Afuera amanecía con el cielo gris plomo. Se desataba la tormenta perfecta. Diluviaba  y el cielo cada tanto se iluminaba de rayos refulgentes. El ruido de los truenos y la lluvia cayendo sobre el techo de chapa eran una melodía divina. Las paredes de tronco daban calidez. Las brasas del quebracho aún ardían. Ella despertaba desnuda boca abajo cuando abrió sus ojos negros. Nos dimos un beso. La abracé intensamente. Nos dijimos te amo. Y se recostó sobre mi pecho. Horas en silencio, horas de caricias terminando dentro de la bañera. Nos bañamos riéndonos como dos criaturas. Nos secamos y nos envolvimos en bata. Preparamos un delicioso café amargo, tomamos de la mesa ratona los sobres que la noche anterior antes de amarnos abrimos despegando a vapor las estampillas que luego pegamos en un cuaderno de tapa dura con reseñas de fechas y datos de recuerdos.

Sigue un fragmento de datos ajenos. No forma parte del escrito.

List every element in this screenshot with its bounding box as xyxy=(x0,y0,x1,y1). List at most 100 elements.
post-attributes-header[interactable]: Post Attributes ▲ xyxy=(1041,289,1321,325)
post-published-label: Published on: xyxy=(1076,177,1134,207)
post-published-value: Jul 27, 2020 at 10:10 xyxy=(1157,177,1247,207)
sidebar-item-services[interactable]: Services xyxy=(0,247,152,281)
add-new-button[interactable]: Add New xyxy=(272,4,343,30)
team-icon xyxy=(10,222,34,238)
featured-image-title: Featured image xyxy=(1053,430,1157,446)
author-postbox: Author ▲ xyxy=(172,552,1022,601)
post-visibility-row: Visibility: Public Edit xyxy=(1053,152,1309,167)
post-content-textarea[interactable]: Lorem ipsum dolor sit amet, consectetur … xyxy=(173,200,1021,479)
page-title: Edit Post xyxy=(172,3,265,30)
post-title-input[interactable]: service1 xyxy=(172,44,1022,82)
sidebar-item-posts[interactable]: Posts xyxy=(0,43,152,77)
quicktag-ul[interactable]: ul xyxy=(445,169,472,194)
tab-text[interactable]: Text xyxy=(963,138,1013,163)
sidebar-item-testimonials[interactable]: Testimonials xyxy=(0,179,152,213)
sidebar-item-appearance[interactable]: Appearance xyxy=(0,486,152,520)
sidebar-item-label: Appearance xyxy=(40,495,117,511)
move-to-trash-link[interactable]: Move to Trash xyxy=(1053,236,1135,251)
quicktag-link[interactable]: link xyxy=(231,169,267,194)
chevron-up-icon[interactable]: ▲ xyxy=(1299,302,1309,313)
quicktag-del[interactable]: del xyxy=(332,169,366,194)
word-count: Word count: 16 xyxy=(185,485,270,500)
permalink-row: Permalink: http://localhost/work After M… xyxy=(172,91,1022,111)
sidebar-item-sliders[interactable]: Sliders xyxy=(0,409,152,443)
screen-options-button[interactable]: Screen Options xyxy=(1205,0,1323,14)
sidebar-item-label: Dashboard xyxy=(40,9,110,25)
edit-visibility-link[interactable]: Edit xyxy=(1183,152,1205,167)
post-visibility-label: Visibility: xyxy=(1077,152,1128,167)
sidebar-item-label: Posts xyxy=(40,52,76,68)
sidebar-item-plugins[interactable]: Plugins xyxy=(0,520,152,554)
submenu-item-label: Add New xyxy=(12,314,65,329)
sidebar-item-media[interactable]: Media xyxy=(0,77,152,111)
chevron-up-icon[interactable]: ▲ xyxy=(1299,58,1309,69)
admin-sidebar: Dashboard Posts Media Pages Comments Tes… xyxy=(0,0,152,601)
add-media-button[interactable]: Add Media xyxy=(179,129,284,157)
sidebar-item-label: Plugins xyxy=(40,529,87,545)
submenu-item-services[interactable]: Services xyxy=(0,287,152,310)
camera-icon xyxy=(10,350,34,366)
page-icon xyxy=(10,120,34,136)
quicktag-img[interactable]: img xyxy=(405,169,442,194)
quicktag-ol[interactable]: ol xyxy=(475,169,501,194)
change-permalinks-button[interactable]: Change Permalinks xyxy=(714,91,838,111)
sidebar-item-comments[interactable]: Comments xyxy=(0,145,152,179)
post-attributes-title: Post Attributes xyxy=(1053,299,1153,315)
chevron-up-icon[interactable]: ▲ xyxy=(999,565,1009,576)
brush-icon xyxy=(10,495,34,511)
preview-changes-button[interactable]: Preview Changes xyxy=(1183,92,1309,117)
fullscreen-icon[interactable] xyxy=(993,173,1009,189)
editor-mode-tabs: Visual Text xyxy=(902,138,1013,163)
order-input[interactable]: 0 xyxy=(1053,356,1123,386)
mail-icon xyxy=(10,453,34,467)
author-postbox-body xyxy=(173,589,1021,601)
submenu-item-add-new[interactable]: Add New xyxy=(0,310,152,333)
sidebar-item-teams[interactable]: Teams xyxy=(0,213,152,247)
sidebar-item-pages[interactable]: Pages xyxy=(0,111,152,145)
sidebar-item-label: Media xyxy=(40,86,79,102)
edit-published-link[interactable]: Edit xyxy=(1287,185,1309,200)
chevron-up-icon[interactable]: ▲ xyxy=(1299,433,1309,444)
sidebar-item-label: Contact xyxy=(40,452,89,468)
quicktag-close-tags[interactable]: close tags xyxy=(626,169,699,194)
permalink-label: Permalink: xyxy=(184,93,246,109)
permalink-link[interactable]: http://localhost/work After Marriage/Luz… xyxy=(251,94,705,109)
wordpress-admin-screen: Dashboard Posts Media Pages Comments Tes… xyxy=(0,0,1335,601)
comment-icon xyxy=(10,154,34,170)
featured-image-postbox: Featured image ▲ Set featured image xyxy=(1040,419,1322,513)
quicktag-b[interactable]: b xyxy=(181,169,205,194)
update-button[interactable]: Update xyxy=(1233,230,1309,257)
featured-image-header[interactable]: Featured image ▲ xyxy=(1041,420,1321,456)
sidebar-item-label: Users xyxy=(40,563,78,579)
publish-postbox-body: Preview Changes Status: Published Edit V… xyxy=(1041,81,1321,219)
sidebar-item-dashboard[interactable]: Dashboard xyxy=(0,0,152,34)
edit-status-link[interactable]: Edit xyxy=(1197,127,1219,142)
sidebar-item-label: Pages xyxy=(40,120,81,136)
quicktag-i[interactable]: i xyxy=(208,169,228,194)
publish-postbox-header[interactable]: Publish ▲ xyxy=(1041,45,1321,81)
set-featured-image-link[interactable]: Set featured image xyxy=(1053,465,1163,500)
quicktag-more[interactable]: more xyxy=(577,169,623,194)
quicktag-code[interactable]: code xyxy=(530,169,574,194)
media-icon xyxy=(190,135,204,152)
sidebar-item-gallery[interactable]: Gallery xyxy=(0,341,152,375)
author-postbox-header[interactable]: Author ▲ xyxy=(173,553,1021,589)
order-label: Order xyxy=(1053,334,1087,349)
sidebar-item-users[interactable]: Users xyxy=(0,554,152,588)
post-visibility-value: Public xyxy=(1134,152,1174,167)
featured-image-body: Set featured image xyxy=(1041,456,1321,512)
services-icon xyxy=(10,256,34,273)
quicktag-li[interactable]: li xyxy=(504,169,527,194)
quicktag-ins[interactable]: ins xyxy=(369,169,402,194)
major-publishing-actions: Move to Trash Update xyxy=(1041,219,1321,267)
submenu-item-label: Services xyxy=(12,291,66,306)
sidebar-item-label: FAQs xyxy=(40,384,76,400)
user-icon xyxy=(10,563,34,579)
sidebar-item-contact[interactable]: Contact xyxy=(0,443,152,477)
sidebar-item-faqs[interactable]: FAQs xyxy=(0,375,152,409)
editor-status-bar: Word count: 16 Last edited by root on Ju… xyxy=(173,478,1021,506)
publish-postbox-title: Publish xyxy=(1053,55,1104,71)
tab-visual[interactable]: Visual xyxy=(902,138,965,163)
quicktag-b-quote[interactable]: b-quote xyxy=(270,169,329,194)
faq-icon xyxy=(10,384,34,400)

Cartas en papel blanco, otras amarillentas de humedad y de tiempo. Todas escritas a mano alzada. Detestabamos la frialdad de las letras de máquina de escribir. Coincidimos que la letra a mano alzada, por más tachaduras o enmiendas, expresan aún más de lo que el texto dice en sí. Adoramos las posdatas, que tienen la misma sensación de desarraigo de un abrazo partido en un último adiós, la crudeza inevitable del amor infinito expresado más allá del tiempo que ha terminado; es el último aliento de un amor desesperado.

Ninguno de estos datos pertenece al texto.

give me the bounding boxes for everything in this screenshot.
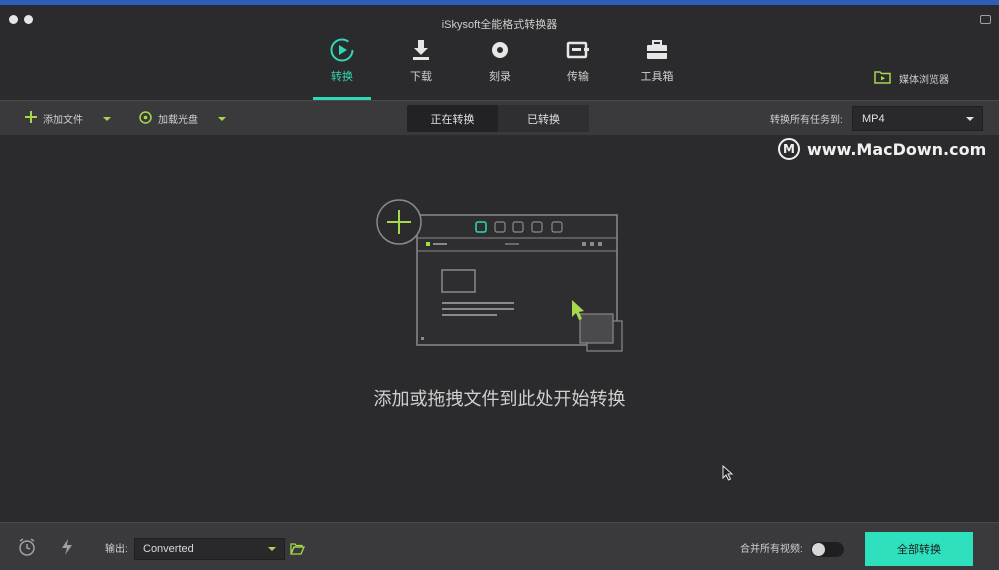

Sentados en el sillón con nuestros cuerpos pegados y sus piernas por encima de las mías, cada uno a su turno, leíamos esas cartas que durante años nos habíamos enviado, mientras bebíamos nuestro café en la paz de la soledad en la cabaña en medio del bosque. En ellas se notaba el paso del tiempo, como nos fuimos sintiendo a la distancia, las veces que nos juramos amor eterno y las otras tantas que dijimos que lo nuestro era imposible. Recordábamos las lágrimas que habíamos vertido sobre esas hojas y las veces que la correspondencia nos ha hecho latir fuerte el corazón. El paso del tiempo se reflejaba como fuimos cambiando nuestra forma de escribir y de decirnos las cosas, maduramos el sentimiento, nos fuimos poniendo más viejos y aquello en lo que éramos permisivos, ahora no lo éramos tanto, aunque fuimos curando heridas y apagando los celos. 

Recuerdo con ansiedad recibir al cartero, los  primeros viernes de cada mes. Las veces que he ido al correo, sin importar si era un dia de verano o azotaba la peor de las tormentas. Arrojar la carta dentro del buzón siempre con el temor que se extraviara o no encontraran el destino.

Es increíble que aquello que soñamos y nos dijimos, estando cada uno en  rincones diferentes del mundo, tan lejos y por tantos años, de madrugada en vela, amaneceres helados y atardeceres tibios, sentados con una hoja en blanco y una lapicera, la vida nos haya dado la oportunidad de reencontrarnos. Nuestro amor fue fuerte. Nuestros cuerpos se desearon y hoy por fin estamos juntos, solos y en calma.